Estamos nos preparando porque não temos outra saída que não seja mudar o rumo do país. A classe trabalhadora não tem outra saída, as empresas estão deitando e rolando. Depois da Reforma Trabalhista, elas mandam entrar na Justiça, porque sabem das dificuldades. A nossa perspectiva é: temos que mudar esse governo para que a gente possa voltar a sonhar e reconquistar direitos que nos foram retirados.
Sobre o Especial Maio das Trabalhadoras
Esta matéria faz parte do Especial 1 de maio, “Pelo que lutam as mulheres trabalhadoras”. Nele, conversamos com metalúrgicas, domésticas, têxteis, pescadoras, quebradeiras de coco, enfermeiras, servidoras, professoras e diversas outras categorias para repercutir as pautas das mulheres nas mais diversas trincheiras do mundo do trabalho atualmente. Acesse aqui a tag e confira todas as matérias.

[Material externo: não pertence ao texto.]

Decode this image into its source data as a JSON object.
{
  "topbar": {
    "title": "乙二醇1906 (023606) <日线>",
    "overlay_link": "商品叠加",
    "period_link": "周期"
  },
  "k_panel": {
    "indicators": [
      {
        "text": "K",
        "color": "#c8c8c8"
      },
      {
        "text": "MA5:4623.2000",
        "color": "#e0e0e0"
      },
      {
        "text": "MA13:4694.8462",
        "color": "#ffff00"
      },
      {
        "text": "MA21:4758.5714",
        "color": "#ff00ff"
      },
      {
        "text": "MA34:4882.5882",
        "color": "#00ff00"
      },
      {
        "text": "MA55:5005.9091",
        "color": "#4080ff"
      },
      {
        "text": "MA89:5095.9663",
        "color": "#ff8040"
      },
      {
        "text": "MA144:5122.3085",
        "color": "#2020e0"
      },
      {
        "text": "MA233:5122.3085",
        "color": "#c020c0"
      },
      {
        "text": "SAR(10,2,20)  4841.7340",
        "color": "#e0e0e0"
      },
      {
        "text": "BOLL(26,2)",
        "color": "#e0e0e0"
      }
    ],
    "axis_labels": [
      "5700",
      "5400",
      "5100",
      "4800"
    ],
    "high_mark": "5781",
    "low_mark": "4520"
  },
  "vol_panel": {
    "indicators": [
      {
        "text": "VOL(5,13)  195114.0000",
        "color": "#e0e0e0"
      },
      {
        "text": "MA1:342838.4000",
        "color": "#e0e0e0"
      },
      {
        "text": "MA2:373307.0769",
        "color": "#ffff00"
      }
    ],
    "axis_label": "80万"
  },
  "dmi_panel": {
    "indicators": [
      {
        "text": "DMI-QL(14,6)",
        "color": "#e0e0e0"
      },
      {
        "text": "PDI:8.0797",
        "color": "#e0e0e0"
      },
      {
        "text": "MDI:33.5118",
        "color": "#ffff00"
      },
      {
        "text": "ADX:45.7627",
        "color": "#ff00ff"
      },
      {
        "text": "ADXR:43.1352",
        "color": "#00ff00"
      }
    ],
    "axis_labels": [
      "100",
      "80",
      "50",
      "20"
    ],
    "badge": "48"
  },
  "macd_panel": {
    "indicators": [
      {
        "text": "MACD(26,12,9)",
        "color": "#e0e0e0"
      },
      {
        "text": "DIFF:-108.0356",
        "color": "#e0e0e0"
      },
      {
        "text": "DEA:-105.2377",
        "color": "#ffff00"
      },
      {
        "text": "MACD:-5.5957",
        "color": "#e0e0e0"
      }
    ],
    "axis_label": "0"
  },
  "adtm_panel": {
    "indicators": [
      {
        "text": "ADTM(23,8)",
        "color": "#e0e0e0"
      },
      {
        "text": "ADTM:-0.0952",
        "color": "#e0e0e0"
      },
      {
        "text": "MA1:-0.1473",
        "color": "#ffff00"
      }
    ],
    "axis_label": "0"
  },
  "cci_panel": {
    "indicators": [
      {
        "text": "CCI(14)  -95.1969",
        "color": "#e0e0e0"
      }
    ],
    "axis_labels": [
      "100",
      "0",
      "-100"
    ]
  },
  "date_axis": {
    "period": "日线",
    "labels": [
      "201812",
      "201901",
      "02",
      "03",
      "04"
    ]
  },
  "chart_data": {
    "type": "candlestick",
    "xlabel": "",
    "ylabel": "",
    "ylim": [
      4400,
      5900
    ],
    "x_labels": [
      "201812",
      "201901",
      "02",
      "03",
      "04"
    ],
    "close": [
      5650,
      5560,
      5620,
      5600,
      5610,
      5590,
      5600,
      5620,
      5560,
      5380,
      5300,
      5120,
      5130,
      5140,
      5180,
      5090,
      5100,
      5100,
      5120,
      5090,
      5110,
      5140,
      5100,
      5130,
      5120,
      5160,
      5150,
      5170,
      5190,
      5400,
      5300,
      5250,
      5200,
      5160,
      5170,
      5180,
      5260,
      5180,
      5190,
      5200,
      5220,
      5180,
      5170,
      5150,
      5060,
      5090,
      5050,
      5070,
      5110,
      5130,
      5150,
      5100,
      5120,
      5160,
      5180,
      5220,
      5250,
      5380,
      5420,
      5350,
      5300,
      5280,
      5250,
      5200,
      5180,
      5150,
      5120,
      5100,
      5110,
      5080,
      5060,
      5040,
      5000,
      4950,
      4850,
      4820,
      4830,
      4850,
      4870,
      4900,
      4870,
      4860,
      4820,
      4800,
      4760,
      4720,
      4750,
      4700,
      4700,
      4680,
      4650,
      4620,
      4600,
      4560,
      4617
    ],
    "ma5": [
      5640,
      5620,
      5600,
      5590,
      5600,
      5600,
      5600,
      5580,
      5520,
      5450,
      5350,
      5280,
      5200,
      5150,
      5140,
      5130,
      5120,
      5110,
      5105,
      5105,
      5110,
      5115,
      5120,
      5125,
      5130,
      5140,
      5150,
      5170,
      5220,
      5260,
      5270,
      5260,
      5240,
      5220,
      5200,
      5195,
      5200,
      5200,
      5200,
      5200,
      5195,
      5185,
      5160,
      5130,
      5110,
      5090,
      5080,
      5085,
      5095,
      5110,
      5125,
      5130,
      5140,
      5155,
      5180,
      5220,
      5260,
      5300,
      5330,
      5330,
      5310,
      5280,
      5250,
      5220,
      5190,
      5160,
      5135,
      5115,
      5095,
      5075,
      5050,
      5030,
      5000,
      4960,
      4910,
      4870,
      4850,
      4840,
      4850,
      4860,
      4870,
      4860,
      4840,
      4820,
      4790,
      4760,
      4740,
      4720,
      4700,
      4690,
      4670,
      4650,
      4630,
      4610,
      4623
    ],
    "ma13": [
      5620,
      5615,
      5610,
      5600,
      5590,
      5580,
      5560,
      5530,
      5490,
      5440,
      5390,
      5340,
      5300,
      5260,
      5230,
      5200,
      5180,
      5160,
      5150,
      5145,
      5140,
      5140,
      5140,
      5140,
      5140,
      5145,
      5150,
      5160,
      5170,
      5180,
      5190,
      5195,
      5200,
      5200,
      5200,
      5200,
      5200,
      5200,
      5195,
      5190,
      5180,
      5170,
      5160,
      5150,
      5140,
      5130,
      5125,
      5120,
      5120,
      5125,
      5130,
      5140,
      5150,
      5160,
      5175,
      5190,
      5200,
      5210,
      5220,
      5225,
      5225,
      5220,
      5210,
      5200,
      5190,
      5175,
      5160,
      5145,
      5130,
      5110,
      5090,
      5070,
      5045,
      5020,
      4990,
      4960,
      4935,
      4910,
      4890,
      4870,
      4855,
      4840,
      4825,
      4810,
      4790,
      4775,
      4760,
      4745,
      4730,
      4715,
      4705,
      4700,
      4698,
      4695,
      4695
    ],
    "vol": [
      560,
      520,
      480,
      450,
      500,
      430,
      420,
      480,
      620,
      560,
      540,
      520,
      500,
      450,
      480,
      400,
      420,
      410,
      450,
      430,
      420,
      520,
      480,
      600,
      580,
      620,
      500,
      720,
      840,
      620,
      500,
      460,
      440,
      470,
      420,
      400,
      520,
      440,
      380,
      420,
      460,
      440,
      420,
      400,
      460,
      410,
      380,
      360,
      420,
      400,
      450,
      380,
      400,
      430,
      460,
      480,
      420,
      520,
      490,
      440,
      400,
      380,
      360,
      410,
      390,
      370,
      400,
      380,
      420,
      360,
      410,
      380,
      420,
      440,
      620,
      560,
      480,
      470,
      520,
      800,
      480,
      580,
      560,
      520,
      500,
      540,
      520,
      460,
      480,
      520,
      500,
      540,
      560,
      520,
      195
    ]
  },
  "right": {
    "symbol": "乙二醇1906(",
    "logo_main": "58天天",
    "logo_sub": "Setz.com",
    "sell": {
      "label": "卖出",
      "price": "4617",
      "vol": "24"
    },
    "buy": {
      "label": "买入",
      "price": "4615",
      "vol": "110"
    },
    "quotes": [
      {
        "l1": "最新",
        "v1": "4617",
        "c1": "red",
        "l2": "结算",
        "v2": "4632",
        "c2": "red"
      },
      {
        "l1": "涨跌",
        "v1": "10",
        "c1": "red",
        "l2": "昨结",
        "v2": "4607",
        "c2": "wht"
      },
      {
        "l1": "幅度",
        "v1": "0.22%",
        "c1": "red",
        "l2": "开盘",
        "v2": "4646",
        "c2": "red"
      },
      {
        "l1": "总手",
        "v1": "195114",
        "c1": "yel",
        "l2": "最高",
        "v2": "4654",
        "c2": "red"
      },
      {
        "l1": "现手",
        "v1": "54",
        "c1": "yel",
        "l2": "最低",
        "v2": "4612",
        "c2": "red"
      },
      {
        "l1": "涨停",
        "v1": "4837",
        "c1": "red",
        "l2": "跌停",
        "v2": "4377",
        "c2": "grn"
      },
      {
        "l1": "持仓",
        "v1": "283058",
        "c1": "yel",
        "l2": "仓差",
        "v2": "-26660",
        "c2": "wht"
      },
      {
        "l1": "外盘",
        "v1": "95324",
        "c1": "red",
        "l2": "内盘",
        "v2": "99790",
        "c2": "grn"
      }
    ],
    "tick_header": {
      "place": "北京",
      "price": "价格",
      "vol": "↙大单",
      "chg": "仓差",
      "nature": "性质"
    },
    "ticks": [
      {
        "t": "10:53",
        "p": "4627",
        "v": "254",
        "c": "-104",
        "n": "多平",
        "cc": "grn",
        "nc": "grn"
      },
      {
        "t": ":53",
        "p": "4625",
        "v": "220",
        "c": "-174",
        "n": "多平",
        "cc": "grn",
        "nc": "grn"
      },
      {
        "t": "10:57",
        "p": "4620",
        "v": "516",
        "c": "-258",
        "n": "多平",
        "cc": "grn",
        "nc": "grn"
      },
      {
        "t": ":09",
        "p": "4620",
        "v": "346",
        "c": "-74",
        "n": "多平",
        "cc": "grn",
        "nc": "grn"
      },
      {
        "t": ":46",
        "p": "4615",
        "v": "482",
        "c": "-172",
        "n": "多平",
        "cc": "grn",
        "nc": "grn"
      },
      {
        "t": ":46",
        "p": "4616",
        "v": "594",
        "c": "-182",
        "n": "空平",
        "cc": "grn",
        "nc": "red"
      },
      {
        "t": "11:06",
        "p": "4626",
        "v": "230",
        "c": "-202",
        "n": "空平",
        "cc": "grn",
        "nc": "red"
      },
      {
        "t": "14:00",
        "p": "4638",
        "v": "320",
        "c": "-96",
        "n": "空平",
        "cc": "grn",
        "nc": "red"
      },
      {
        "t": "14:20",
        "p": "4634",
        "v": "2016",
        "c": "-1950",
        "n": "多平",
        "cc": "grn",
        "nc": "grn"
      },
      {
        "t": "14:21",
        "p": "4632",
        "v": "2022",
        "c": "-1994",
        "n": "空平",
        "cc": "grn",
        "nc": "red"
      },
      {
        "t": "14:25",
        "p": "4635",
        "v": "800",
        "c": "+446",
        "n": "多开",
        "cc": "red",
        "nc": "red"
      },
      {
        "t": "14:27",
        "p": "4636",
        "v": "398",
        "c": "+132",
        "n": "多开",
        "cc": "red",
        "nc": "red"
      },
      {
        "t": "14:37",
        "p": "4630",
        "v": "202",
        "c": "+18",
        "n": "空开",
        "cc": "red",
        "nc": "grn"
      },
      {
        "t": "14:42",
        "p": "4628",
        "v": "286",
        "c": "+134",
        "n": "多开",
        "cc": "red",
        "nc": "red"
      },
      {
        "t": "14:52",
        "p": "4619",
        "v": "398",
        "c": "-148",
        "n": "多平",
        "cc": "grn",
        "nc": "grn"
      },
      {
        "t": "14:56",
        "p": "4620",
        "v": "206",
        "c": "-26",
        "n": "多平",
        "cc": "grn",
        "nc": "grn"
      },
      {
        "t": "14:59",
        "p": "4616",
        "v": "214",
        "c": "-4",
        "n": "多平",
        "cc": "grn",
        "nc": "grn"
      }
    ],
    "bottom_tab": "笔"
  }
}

Ao longo da semana, publicamos duas entrevistas por dia com o objetivo de dar visibilidade não só para as demandas específicas das trabalhadoras de cada setor, mas também contar uma breve história de militância de cada uma das companheiras que atuam em defesa dos direitos de sua categoria.
E, claro, mais do que nunca, dar espaço para que elas contem o que esperam de 2022 e das perspectivas de reconstrução de um país em que ainda é possível sonhar e concretizar um mundo mais justo e solidário.